On Sunday 23 September 2007, Mrugesh Karnik wrote:

> From man bash:
>
> ``When  bash  is  invoked as an interactive login shell, or as a
> non-interactive shell with the --login option, it first reads and
> executes commands from the     file /etc/profile, if that file exists.
>  After reading that file, it looks for ~/.bash_profile, ~/.bash_login,
> and ~/.profile, in that order, and reads and executes commands from
> the first one that exists and is readable. The --noprofile option may
> be used when the shell is started to inhibit this behavior.
>
> <snip>
>
> When  an  interactive shell that is not a login shell is started, bash
> reads and executes commands from ~/.bashrc, if that file exists.  This
> may be inhibited by using the --norc option.  The --rcfile file option
> will force bash to read and execute commands from file instead of
> ~/.bashrc.''

And this last is the part that fails to mention that a non-login shell 
will read /etc/bash/bashrc before ~/.bashrc, as the comments 
inside /etc/bash/bashrc and David Harel say.

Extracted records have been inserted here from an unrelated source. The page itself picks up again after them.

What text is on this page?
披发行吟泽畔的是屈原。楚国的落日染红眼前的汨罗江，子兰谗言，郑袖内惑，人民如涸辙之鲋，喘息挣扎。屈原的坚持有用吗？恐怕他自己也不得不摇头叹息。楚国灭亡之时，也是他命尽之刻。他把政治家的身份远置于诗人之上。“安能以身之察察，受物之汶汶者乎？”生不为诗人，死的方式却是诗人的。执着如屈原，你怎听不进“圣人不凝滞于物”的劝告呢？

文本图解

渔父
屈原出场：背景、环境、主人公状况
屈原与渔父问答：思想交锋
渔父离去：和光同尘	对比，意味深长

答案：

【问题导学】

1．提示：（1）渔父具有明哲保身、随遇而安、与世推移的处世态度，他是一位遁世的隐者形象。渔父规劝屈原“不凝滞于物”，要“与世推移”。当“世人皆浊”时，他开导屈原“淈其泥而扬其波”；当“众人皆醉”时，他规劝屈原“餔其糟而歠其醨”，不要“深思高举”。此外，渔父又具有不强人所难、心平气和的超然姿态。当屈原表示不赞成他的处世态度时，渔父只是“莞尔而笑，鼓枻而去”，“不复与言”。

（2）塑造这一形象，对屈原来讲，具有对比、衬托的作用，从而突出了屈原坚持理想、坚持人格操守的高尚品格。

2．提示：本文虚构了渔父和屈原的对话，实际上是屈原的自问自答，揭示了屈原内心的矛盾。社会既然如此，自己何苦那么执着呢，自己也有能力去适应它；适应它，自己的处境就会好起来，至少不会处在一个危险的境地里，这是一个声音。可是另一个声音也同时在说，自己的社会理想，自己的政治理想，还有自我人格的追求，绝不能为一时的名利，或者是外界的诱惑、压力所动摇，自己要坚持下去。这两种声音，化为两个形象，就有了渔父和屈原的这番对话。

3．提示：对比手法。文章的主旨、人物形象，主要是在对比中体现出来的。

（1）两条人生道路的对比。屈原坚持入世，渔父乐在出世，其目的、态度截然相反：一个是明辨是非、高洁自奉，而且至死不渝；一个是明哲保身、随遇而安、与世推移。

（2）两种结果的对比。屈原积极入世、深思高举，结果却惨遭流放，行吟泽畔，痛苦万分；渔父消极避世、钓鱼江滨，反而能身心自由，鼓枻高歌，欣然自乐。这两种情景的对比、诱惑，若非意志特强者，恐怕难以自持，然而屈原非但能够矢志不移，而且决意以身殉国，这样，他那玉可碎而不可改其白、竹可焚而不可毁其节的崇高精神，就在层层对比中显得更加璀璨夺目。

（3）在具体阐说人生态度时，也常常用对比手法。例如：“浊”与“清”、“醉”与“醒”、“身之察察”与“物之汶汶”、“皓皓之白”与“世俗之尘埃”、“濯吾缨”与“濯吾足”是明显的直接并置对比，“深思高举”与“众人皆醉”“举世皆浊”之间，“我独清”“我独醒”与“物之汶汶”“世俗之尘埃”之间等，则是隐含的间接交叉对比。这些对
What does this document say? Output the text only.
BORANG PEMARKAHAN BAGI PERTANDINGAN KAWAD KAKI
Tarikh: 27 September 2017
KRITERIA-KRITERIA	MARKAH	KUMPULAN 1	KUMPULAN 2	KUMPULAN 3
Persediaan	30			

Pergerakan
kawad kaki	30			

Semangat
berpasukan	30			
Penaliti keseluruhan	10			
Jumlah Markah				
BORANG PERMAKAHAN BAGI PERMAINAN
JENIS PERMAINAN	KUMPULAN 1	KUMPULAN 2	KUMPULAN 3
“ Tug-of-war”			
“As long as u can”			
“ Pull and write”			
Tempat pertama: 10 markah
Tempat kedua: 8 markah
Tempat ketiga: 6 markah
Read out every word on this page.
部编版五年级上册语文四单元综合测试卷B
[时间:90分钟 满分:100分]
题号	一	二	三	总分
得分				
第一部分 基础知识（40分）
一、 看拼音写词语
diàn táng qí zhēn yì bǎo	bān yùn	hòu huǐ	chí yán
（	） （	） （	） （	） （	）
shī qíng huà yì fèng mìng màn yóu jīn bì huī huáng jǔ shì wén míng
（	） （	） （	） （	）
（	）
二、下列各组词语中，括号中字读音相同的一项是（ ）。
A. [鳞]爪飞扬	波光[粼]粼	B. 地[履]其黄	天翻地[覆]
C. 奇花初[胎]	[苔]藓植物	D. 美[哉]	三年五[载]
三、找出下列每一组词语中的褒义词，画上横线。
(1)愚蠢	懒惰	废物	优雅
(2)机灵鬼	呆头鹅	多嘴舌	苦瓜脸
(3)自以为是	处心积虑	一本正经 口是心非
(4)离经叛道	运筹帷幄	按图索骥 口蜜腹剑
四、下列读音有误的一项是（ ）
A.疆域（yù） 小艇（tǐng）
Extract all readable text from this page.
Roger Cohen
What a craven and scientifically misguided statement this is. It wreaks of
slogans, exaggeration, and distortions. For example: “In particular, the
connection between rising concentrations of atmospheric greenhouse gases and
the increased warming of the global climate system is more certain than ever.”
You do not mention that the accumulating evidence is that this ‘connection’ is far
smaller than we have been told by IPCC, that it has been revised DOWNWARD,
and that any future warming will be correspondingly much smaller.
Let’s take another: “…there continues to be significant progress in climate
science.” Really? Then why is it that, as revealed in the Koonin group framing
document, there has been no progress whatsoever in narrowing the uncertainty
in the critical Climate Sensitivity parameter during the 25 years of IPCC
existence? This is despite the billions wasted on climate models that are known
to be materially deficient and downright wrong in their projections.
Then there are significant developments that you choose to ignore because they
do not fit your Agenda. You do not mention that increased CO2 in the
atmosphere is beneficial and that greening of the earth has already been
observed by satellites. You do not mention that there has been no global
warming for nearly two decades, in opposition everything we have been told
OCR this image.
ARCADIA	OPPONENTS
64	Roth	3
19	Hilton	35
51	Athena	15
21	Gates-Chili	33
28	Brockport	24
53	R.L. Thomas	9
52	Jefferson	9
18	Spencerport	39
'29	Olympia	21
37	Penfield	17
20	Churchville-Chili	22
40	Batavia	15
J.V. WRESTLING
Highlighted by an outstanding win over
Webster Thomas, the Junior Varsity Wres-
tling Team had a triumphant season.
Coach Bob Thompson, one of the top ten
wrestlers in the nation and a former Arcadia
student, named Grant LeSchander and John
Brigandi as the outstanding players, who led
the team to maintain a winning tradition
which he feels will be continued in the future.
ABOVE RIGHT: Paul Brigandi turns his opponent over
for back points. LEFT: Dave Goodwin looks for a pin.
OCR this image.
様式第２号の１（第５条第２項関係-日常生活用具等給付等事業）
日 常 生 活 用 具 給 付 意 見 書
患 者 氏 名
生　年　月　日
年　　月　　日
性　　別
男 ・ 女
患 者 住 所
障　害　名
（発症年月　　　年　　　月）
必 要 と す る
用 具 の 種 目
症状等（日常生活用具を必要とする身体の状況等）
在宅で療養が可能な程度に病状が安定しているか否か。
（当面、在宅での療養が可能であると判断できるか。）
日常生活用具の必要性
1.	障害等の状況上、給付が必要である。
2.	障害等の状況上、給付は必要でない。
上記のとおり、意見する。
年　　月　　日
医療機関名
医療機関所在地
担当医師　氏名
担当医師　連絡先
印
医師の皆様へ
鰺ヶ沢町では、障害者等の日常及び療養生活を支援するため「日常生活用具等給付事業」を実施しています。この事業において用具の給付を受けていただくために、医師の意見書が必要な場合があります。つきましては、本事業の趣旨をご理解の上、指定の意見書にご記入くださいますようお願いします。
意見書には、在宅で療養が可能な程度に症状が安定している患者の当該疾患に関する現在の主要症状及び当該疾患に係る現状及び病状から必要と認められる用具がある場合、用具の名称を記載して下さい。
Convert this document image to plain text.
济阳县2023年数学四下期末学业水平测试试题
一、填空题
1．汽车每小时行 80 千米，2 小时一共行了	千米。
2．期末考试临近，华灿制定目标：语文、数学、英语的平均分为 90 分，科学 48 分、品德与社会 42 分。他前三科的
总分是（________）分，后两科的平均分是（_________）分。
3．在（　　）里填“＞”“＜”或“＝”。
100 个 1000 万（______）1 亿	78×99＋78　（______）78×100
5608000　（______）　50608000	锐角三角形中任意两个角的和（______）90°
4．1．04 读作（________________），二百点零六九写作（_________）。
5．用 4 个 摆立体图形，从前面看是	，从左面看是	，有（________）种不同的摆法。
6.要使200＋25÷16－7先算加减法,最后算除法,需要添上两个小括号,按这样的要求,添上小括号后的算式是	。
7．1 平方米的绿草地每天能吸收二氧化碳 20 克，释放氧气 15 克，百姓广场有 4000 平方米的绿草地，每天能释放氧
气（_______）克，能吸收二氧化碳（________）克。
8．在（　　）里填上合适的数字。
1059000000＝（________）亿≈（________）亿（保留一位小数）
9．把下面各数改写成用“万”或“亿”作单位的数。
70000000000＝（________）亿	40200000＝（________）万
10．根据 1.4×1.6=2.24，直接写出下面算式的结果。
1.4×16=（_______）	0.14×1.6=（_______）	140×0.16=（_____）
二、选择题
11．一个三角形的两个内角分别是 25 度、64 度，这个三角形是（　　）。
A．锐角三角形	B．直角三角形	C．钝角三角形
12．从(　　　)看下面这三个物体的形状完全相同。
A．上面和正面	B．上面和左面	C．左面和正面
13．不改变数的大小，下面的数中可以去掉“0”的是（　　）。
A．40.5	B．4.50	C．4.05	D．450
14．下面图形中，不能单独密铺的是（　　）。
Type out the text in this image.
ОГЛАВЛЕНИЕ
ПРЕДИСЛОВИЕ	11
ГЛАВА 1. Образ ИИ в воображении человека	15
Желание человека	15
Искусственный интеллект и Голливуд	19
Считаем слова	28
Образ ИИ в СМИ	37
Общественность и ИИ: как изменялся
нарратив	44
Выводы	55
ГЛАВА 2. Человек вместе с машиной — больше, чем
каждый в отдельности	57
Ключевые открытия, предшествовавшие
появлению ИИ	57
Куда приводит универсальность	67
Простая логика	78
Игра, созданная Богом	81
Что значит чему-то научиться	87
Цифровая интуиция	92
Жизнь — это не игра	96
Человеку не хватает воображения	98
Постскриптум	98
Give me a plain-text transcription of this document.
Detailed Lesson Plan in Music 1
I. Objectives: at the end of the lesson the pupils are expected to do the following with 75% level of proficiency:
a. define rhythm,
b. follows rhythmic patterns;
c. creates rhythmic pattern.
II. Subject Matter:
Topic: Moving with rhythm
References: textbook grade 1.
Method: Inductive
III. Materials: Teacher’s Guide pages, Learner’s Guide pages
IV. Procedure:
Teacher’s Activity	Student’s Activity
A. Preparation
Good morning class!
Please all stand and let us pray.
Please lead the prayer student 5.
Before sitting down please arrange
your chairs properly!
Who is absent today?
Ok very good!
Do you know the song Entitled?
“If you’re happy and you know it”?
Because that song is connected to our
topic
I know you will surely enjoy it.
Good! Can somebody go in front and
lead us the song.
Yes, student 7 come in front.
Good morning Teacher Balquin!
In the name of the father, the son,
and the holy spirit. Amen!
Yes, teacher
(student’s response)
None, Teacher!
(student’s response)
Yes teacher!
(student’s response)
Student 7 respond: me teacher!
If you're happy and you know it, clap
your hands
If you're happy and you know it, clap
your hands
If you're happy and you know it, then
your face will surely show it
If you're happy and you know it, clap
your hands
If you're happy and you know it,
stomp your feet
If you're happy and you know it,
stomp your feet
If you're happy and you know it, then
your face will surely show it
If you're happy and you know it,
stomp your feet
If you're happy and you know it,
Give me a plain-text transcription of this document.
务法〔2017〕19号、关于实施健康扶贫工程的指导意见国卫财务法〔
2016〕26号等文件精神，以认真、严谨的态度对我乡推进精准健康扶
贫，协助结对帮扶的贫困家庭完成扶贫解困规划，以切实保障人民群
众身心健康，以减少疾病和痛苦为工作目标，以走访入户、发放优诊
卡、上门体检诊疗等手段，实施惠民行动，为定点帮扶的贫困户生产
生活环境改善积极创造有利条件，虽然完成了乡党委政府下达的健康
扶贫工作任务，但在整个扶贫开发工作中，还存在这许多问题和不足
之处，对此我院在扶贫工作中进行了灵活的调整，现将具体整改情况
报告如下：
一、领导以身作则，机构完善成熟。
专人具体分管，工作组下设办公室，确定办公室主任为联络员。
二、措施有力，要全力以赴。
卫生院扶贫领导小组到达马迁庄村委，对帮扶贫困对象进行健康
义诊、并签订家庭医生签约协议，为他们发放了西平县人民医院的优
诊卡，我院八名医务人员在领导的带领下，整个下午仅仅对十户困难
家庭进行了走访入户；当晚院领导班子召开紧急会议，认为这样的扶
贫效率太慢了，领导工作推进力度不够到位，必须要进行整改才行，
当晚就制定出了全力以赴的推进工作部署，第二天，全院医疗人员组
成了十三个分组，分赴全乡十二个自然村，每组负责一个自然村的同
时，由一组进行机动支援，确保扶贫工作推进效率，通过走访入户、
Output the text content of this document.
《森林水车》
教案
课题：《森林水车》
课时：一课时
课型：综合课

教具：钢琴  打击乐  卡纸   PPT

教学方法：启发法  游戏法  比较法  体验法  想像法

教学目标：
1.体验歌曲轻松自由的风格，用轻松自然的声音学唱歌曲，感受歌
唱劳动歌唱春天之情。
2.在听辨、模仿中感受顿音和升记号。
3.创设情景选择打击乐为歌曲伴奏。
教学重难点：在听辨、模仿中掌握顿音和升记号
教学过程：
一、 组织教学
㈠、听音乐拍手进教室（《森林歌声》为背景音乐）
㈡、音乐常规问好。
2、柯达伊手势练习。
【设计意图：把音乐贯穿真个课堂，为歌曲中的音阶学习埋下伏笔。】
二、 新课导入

Ok, after closer inspection, it seems that the /etc/bash/ way is a 
gentooism. Bash would normally define SYS_BASHRC and SYS_BASH_LOGOUT 
as /etc/bash.bashrc and /etc/bash.bash_logout respectively, even though 
it does not use them by default (they are commented in the sources). 
Nearly all linux distros uncomment those definitions, thus making bash 
use those files (see eg ubuntu). A gentoo patch, namely 
bash-3.0-configs.patch, changes those into /etc/bash/bashrc 
and /etc/bash/bash_logout. See bug #26952 (esp. from comment #52) and 
bug #90488 for further details. Note that gentoo applies the patch 
regardless of the vanilla USE flag.

So, it seems that, after all, the standard man page is correct, but, in 
gentoo, it probably should be patched to reflect the way things work in 
gentoo. Not sure whether this is enough to be worth a bug report?